O disfarce da inflação serve para aumentar o PIB, calculado em dólares correntes. Para se determinar se o PIB aumentou devido ao aumento dos preços ou devido ao aumento real da produção, o PIB tem que ser ponderado pelo Índice de Preços no Consumidor (IPC). Quanto mais elevada a taxa de inflação, menor o crescimento real e vice-versa. Quando se usa a metodologia baseada na substituição para medir a inflação, a economia americana teve um crescimento real no séc. XXI, exceto uma queda abrupta em 2008/2010. Contudo, se utilizarmos a metodologia baseada no custo de vida, a economia americana não teve crescimento real desde 2000, exceto durante 2004.
No gráfico acima, a medição mais baixa do PIB real (azul) está corrigida pela inflação segundo a metodologia do custo de vida. A medição de cima (vermelha) pondera o PIB segundo a nova metodologia de substituição.
A falta de empregos e de crescimento real do PIB vão a par com o declínio do rendimento doméstico real médio. O aumento da dívida dos consumidores substituiu a falta de crescimento do rendimento e manteve o andamento da economia até os consumidores esgotarem a sua capacidade para se endividarem mais.

Índice de Rendimento Doméstico Real Médio (nível mensal)
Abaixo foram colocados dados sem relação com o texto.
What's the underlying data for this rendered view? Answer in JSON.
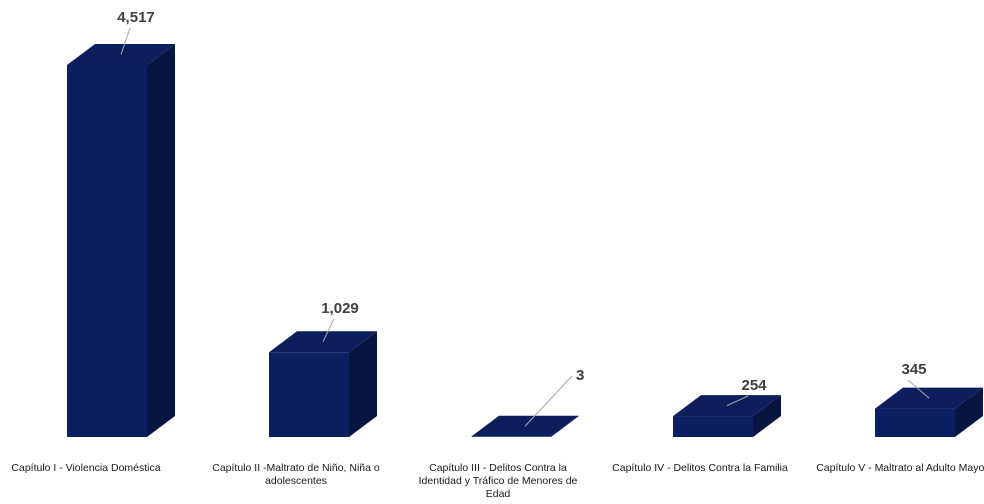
{
  "chart_data": {
    "type": "bar",
    "style": "3d-column",
    "categories": [
      "Capítulo I - Violencia Doméstica",
      "Capítulo II -Maltrato de Niño, Niña o adolescentes",
      "Capítulo III - Delitos Contra la Identidad y Tráfico de Menores de Edad",
      "Capítulo IV - Delitos Contra la Familia",
      "Capítulo V - Maltrato al Adulto Mayor"
    ],
    "series": [
      {
        "values": [
          4517,
          1029,
          3,
          254,
          345
        ]
      }
    ],
    "data_labels": [
      "4,517",
      "1,029",
      "3",
      "254",
      "345"
    ],
    "title": "",
    "xlabel": "",
    "ylabel": "",
    "ylim": [
      0,
      4517
    ],
    "grid": false,
    "legend": "none",
    "colors": {
      "front": "#0a2060",
      "top": "#0c1f5c",
      "side": "#061640",
      "label": "#404040"
    }
  }
}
Até Março de 2012, ajustado sazonalmente

Com os consumidores esgotados, as perspectivas de recuperação econômica são fracas. Os políticos e a Reserva Federal as estão tornando ainda piores. Numa altura de elevado desemprego e endividamento familiar, os políticos a nível local, estatal e federal estão cortando na provisão governamental para cuidados de saúde, pensões, vale alimentação, subsídios de alojamento e todos os elementos da rede de segurança social. Estes cortes reduzem evidentemente ainda mais o conjunto da procura e a capacidade dos americanos de fracas posses sobreviverem.
A Reserva Federal tem taxas de juro tão baixas que os aposentados e pensionistas e outros que vivem das economias não ganham nada com o seu dinheiro. As taxas de juro pagas aos títulos de investimento e do Tesouro Nacional ou das ações ordinárias são mais baixas que a inflação. Para viver dos rendimentos, uma pessoa tem que comprar títulos da dívida da Grécia, da Espanha ou da Itália e correr o risco da perda do capital. A política da Reserva Federal de taxas de juro negativas obriga os reformados a gastarem o seu capital para conseguirem viver. Em outras palavras, a política da Reserva Federal é destruir as poupanças pessoais, uma vez que as pessoas são obrigadas a gastar o seu capital para cobrirem as despesas vitais.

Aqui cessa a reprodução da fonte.